Stories of strength. I know a person who works in the children's home. He was stuck in a toilet in central city and after making a lot of noise they found him and broke the door open with a crowbar. His car being stuck in a parking garage he hitch hiked home, picked up the van and picked up all the children from school and supported them.

The emotions are just enormous.
There is fear, with every aftershock your heart jumps a beat. This morning I was on the toilet and the floor moved as if I was on a ship on a wave, when a 4.3 aftershock hit us. Fear about what the future may bring.
There is sadness to see and hear many nice people suffering
There is anger. I was very angry as we closed early today for some reason and we had to sent somebody away who had to search somewhere else to do what he had to do. I was angry that they didn't let me stay. I felt an enormous guilt as well that I went home. My daughter took a break today and felt guilty that she didn't work today. She doesn't have too but they are short of people.
There is love as I hugged a stranger and we felt so connected and happiness as people are able to have some fun and enormous happiness when my kids entered the door 4 1/2 hours ater the quake had hit.

We are trying to relax and did well in the weekend as a friend baked some hamburgers for us. We went there with 4 teenagers and had a good time.

We are having break downs as well. At times we are walking on egg shells especially at home. All of us already had a meltdown and yesterday I also behaved like an angry kid, unreasonable and wanted to leave this horrible place. I was ranting for a while and my son was trying to knock some sense into me. After that I felt relieved though. I apologised and  moved on. Trying to keep moving forwards, trying to reach out whenever there is an opportunity. I know we will get there but I also know that many new stories will unfold.

I still love New Zealand and feel lots of love for live and I know the following: don't take life for granted and give your loved ones a hug today.

Arohanui marja


  1. I will..and I will give you a big hug too...


  2. All so true.
    Well said Marja and well done on getting out and helping.... :)
    Kia Kaha

  3. Nice to hear you had some good time during the weekend. This is the time where the heart hankers after support, encouragement, consolation, understanding and tolerance. Humanity is still alive with hope. Under this condition, it is perfectly alright to get upset or angry and to rant as well. Everyone needs to release the trapped fear and stress and sorrow. Wish the aftershocks will cease soon. You take care my friend. God bless.

  4. Keeping everyone in my prayers. Great post Marja.

  5. I feel terrible that you are experiencing all this stress, fear and anger and yet all the stories of selfless strength and help within the community must reinforce the fact that you live in a great community. Wishing you all the best and cheering you on with your volunteer work.

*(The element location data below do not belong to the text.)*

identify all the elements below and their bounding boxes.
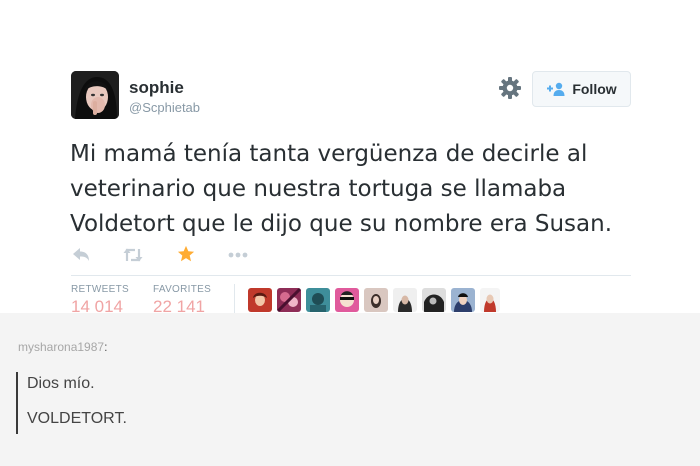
- reblog-section: mysharona1987: Dios mío. VOLDETORT.: [0, 313, 700, 466]
- favoriter-avatar[interactable]: [248, 288, 272, 312]
- retweet-icon[interactable]: [122, 245, 144, 265]
- reblog-username-text[interactable]: mysharona1987: [18, 340, 104, 354]
- divider: [71, 275, 631, 276]
- tweet-text: Mi mamá tenía tanta vergüenza de decirle…: [70, 137, 640, 242]
- favoriter-avatar[interactable]: [451, 288, 475, 312]
- display-name[interactable]: sophie: [129, 78, 184, 98]
- more-icon[interactable]: [227, 247, 249, 263]
- tweet-text-line: Voldetort que le dijo que su nombre era …: [70, 211, 613, 237]
- profile-avatar[interactable]: [71, 71, 119, 119]
- favoriter-avatar[interactable]: [480, 288, 500, 312]
- favoriter-avatar[interactable]: [364, 288, 388, 312]
- tweet-text-line: Mi mamá tenía tanta vergüenza de decirle…: [70, 141, 588, 167]
- reply-icon[interactable]: [71, 245, 91, 265]
- tweet-card: sophie @Scphietab Follow Mi mamá tenía t…: [0, 0, 700, 316]
- favoriter-avatar[interactable]: [306, 288, 330, 312]
- retweets-label[interactable]: RETWEETS: [71, 284, 129, 295]
- reblog-colon: :: [104, 340, 108, 354]
- quote-bar: [16, 372, 18, 434]
- follow-user-icon: [547, 82, 565, 96]
- favoriter-avatar[interactable]: [335, 288, 359, 312]
- favorite-star-icon[interactable]: [177, 245, 195, 263]
- reblog-comment-line: VOLDETORT.: [27, 410, 127, 427]
- follow-label: Follow: [572, 81, 617, 97]
- tweet-text-line: veterinario que nuestra tortuga se llama…: [70, 176, 567, 202]
- favorites-label[interactable]: FAVORITES: [153, 284, 211, 295]
- gear-icon[interactable]: [498, 76, 522, 100]
- favoriter-avatar[interactable]: [422, 288, 446, 312]
- stats-divider: [234, 284, 235, 313]
- follow-button[interactable]: Follow: [532, 71, 631, 107]
- favoriter-avatar[interactable]: [277, 288, 301, 312]
- username[interactable]: @Scphietab: [129, 100, 200, 115]
- favoriter-avatar[interactable]: [393, 288, 417, 312]
- reblog-username[interactable]: mysharona1987:: [18, 340, 107, 354]
- reblog-comment-line: Dios mío.: [27, 375, 95, 392]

  6. It is all just too sad to contemplate. We are all so, so, sorry.

  7. Marja I have tears in my eyes and your pain and Christchurch's pain weighs heavy on my heart reading this post.
    You have told your story so well and I know in a small way it helps to put it down on paper (or blog about it).

    It will be a vicious circle between all those emotions for a long time to come for everyone who lives in Christchurch, but hugging each other I know for a fact is a wonderful start.

    Take care my dear friend and mountains of love and light beaming your way.
    Peggy xxxxx

  8. Definitely well said. You are all still in my prayers.

  9. I love the quote at the top. Glad you are getting some relaxation in there. Take care x

  10. It is a great phenomenon that people fraternize in times of need.

  11. Thinking of you & your family.
    Thank you for sharing the link.
    I keep you in my good thoughts and prayers.
    Take good care, Marja.

    Margie xx

  12. Hi Marja, the quote on the top together with the picture is great. I join your friend my positive thinking and prayers for all of you. Hugs, Philip

  13. Your last line says it all. The outpouring of compassion that comes after a disaster is amazing, isn't it? I think it restores the faith in mankind.